Minimum Width of Deep Narrow Networks for Universal Approximation
This work addresses a fundamental theoretical problem in neural network design, providing specific bounds that are incremental to existing knowledge in the field.
The paper tackles the problem of determining the minimum width of fully connected neural networks for universal approximation, showing bounds such as w_min ≤ max(2d_x+1, d_y) for networks with ELU and SELU, and d_x+1 ≤ w_min ≤ d_x+d_y for networks with LeakyReLU, ELU, CELU, SELU, and Softplus.
Determining the minimum width of fully connected neural networks has become a fundamental problem in recent theoretical studies of deep neural networks. In this paper, we study the lower bounds and upper bounds of the minimum width required for fully connected neural networks in order to have universal approximation capability, which is important in network design and training. We show that $w_{min}\leq\max(2d_x+1, d_y)$ for networks with ELU, SELU, and the upper bound of this inequality is attained when $d_y=2d_x$, where $d_x$, $d_y$ denote the input and output dimensions, respectively. Besides, we show that $d_x+1\leq w_{min}\leq d_x+d_y$ for networks with LeakyReLU, ELU, CELU, SELU, Softplus, by proving that ReLU can be approximated by these activation functions.

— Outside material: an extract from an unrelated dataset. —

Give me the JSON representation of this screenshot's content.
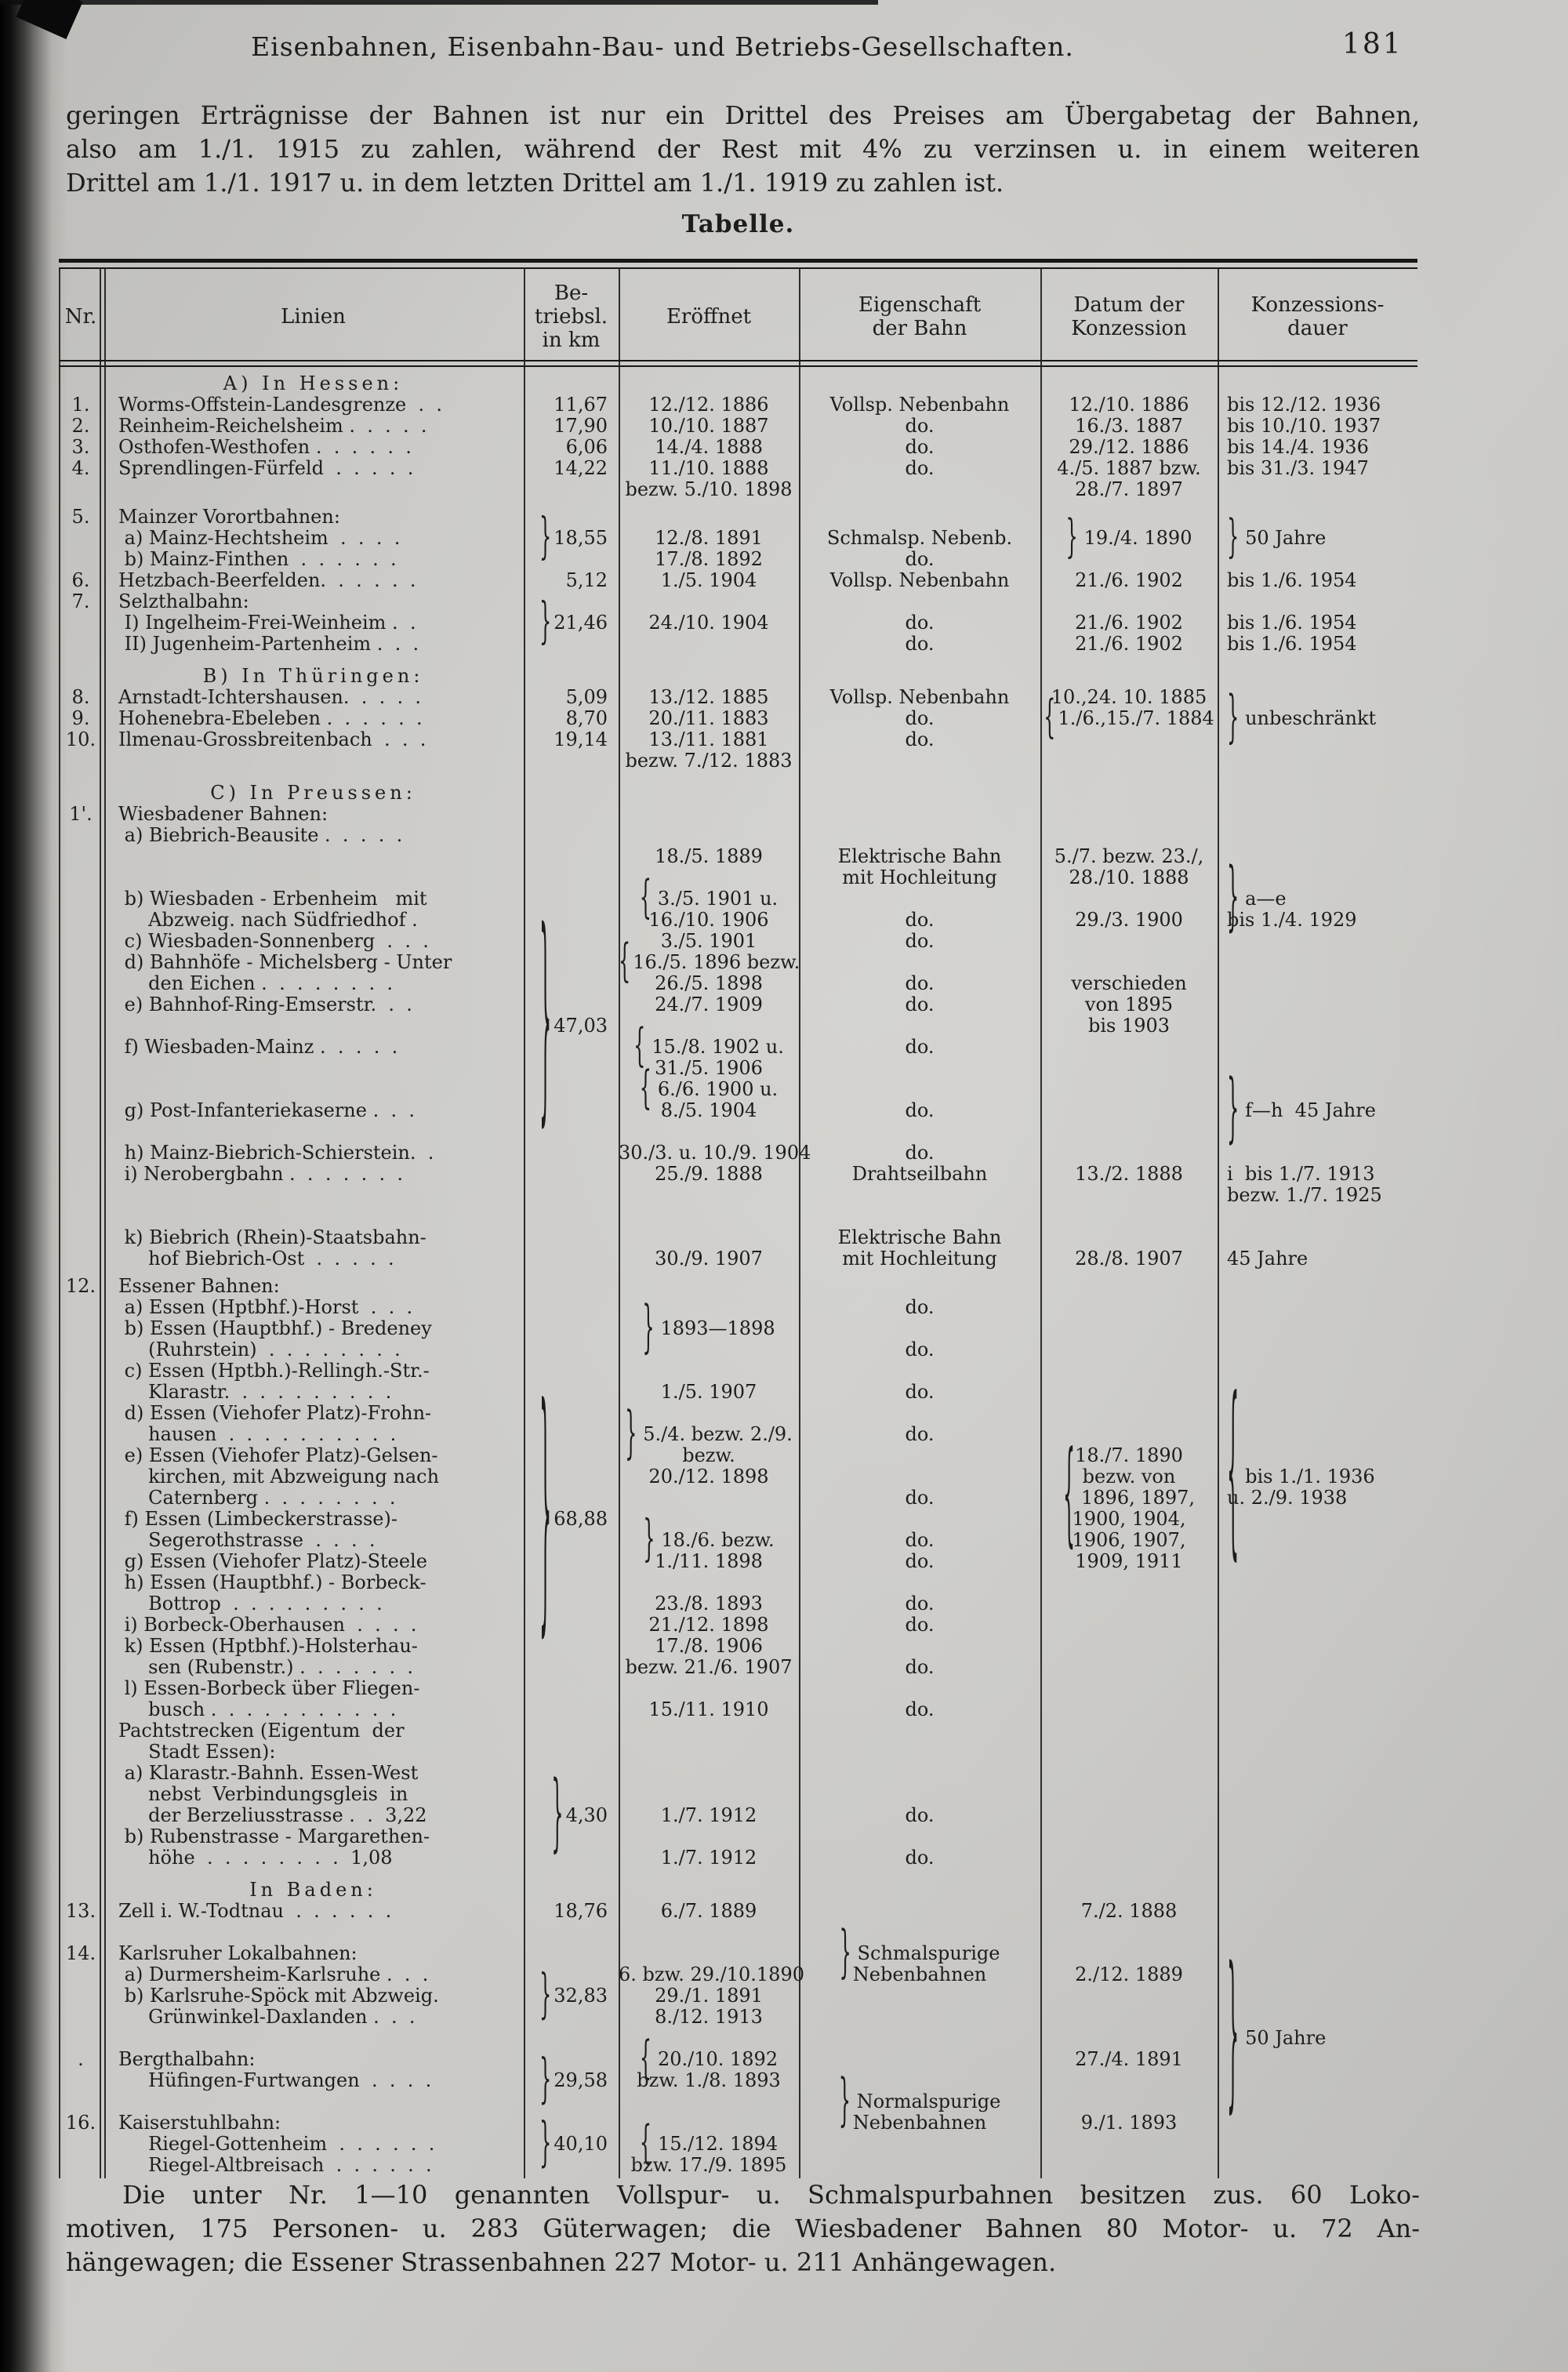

In addition, in the case that the activation function is injective or can be uniformly approximated by a sequence of injective functions (e.g., ReLU), we present a new proof of the inequality $w_{min}\ge d_y+\mathbf{1}_{d_x<d_y\leq2d_x}$ by constructing a more intuitive example via a new geometric approach based on Poincar$\acute{\text{e}}$-Miranda Theorem.